Erfolgreich gegen Keime in der Kombination
Bei einem neuen Verfahren kombinieren Dentalingenieure eine fortgeschrittene Filtertechnologie mit der Elektrolyse (Hygowater, Dürr Dental, Bietigheim-Bissingen). Herzstück des Systems ist eine patentierte Technik: Nach einer ersten Filtration wird das Wasser nach dem Prinzip der Elektrolyse durch eine hocheffektive Desinfektionskammer gepumpt. In der Desinfektionskammer werden einige der natürlich vorkommenden Salze in freies Chlor und hypochlorige Säure umgewandelt.

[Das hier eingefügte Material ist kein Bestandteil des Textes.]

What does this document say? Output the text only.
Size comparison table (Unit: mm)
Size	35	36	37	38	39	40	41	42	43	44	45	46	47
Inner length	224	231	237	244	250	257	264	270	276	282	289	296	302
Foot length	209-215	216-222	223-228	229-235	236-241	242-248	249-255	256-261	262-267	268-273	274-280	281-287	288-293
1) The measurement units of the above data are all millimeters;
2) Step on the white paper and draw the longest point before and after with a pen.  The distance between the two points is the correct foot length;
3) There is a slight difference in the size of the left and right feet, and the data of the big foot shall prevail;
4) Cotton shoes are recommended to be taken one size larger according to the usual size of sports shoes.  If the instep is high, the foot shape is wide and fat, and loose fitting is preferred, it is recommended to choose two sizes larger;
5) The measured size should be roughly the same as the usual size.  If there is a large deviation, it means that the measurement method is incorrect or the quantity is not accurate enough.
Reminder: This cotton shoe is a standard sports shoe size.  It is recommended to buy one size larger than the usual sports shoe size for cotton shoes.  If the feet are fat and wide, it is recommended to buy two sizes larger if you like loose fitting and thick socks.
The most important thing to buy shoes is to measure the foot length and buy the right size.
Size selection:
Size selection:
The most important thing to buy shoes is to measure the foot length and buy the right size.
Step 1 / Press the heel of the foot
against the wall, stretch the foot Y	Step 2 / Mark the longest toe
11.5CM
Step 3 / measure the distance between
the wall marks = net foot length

Diese Säure desinfiziert 50- bis 100-mal effektiver als normales Chlor. Das ermöglicht eine hohe Desinfektionsrate bei sehr niedriger Konzentration von freiem Chlor [8]. Die Konzentration kann je nach Gegebenheiten in der Praxis vor Ort flexibel eingestellt werden.
Zu diesem Verfahren liegen bereits Untersuchungsergebnisse aus der Hochschule vor (Charité – Universitätszahnmedizin Berlin). Getestet hat man das neue System an zwei Dentaleinheiten mit bekanntermaßen häufig auftretenden hohen heterotrophen Koloniezahlen trotz Gegenmaßnahmen. Bei den Untersuchungen ersetzten die Forscher die bestehende kontinuierliche chemische Desinfektion unter Verwendung von Wasserstoffperoxid/Silberionen durch das neue Kombinationsserfahren. Aus ihren Messergebnissen leiteten die Wissenschaftler Folgendes ab: Während des Betriebs der Einheit mit dem Filter-Elektrolyse-Kombinationssystem stellte sich insgesamt über den Untersuchungszeitraum ein stabilerer mikrobiologischer Zustand ein [9].
Mehrere Varianten für mehr Wasserhygiene in der Praxis
„Mit dem Hygowater befindet sich das zahnärztliche Team in puncto Wasserhygiene und Infektionskontrolle auf der sicheren Seite und kommt damit einer Kernaufgabe der Praxis nach“, erklärt Marc Diederich, der als leitender Produktmanager bei Dürr Dental für die Wasseraufbereitung verantwortlich zeichnet. „Das System wirkt zuverlässig gegen Keime – und das ohne die Zugabe von Chemikalien. Damit wird das Team auch dem Minimierungsgebot gerecht, und es ist eine ausgesprochen grüne Technologie.“
Das Hygowater-System ist als Beistellvariante konzipiert, das heißt: Es wird in der Regel als dezentrales Versorgungssystem zur Behandlungseinheit dazugestellt. Daneben gibt es aber auch die Möglichkeit zur zentralen Wasseraufbereitung, zum Beispiel in den Kellerräumen. Von dort führen dann Betriebswasserleitungen zu den einzelnen Behandlungseinheiten. Für bis zu sechs eignet sich diese Variante, mit einem Zusatzmodul. Diese Variante empfiehlt sich unter anderem bei einer erheblichen Kapazitätserweiterung.